Town & Country
I get the same feeling when I flip through Town & Country magazine. The rules of society that are supposed to make me aspire to these glamorous and picture-perfect lives are clearly oppressing these characters. You can see it in their eyes, as they stiffly pose for the party pictures in their Chanel and Armani gowns outside Lincoln Center.
The October issue is devoted to certain communities of the rich: Sag Harbor, Long Island; Montecito, California; and New Albany, Ohio. Editor in chief Pamela Fiori tells us in her editor's letter: "the men and women who live in these three communities are sure they found their utopia." Before we learn why, the magazine offers a piece about famous haunted hotels, a survey of boring country-oriented gifts and stores (a box of Cooperstown cookies, mail-order bulbs, stores that constitute "high-WASP chic" in Locust Valley, Long Island,) a selection of $4K rings and $10K link watches, a choice of anti-aging creams and concealers that each cost more than $100, and elaborate advice for building a library (include a book owned by someone famous, a book once owned by the person to whom the book was dedicated, etc.). There is also a piece on how to gracefully accept a compliment (false modesty is déclassé. Instead, "take an instant to look the person in the eye and take a breath instead of blurting out an automatic response or diverting that old habit of deflecting praise.")
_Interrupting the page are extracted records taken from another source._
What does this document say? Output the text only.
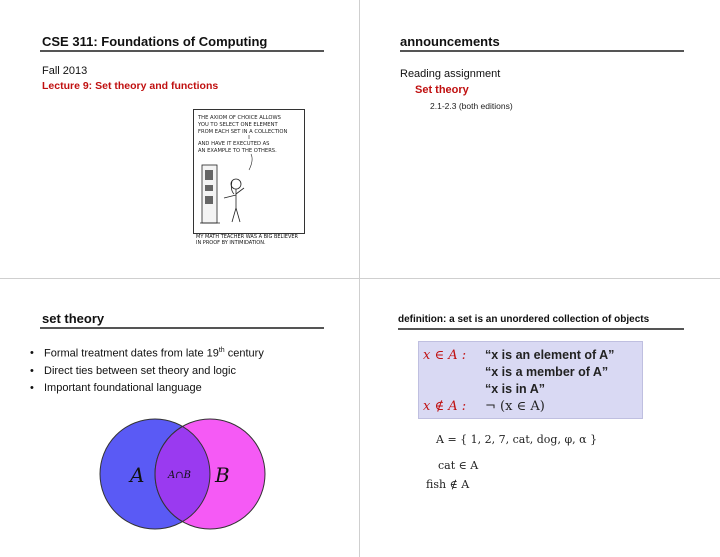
CSE 311: Foundations of Computing
Fall 2013
Lecture 9: Set theory and functions
THE AXIOM OF CHOICE ALLOWS
YOU TO SELECT ONE ELEMENT
FROM EACH SET IN A COLLECTION
AND HAVE IT EXECUTED AS
AN EXAMPLE TO THE OTHERS.
MY MATH TEACHER WAS A BIG BELIEVER IN PROOF BY INTIMIDATION.
announcements
Reading assignment
Set theory
2.1-2.3 (both editions)
set theory
• Formal treatment dates from late 19th century
• Direct ties between set theory and logic
• Important foundational language
A A∩B B
definition: a set is an unordered collection of objects
x ∈ A : “x is an element of A”
“x is a member of A”
“x is in A”
x ∉ A : ¬ (x ∈ A)
A = { 1, 2, 7, cat, dog, φ, α }
cat ∈ A
fish ∉ A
Then writer Leslie Bennets discovers that Montecito, home to cover star Julia Louis-Dreyfus, is "the French Riviera without the French," according to another resident, 1950s star Tab Hunter. Writer Philip Berger takes us to New Albany, Ohio, home to Limited Brand CEO Leslie Wexler and lots of other elite Midwestern corporate types with receding hairlines and a penchant for velvet Boulle furniture, and Jennet Conant discovers that Sag Harbor, Long Island, which was once a quaint and yes, utopian, writers' and artists' colony, is now only charming off-season, like most of the Hamptons. In general, most of the places and people covered in Town & Country seem like they would be a lot more interesting -- and a lot closer to living in utopia - if they were off-season, off-camera, and allowed to bend their precious rules.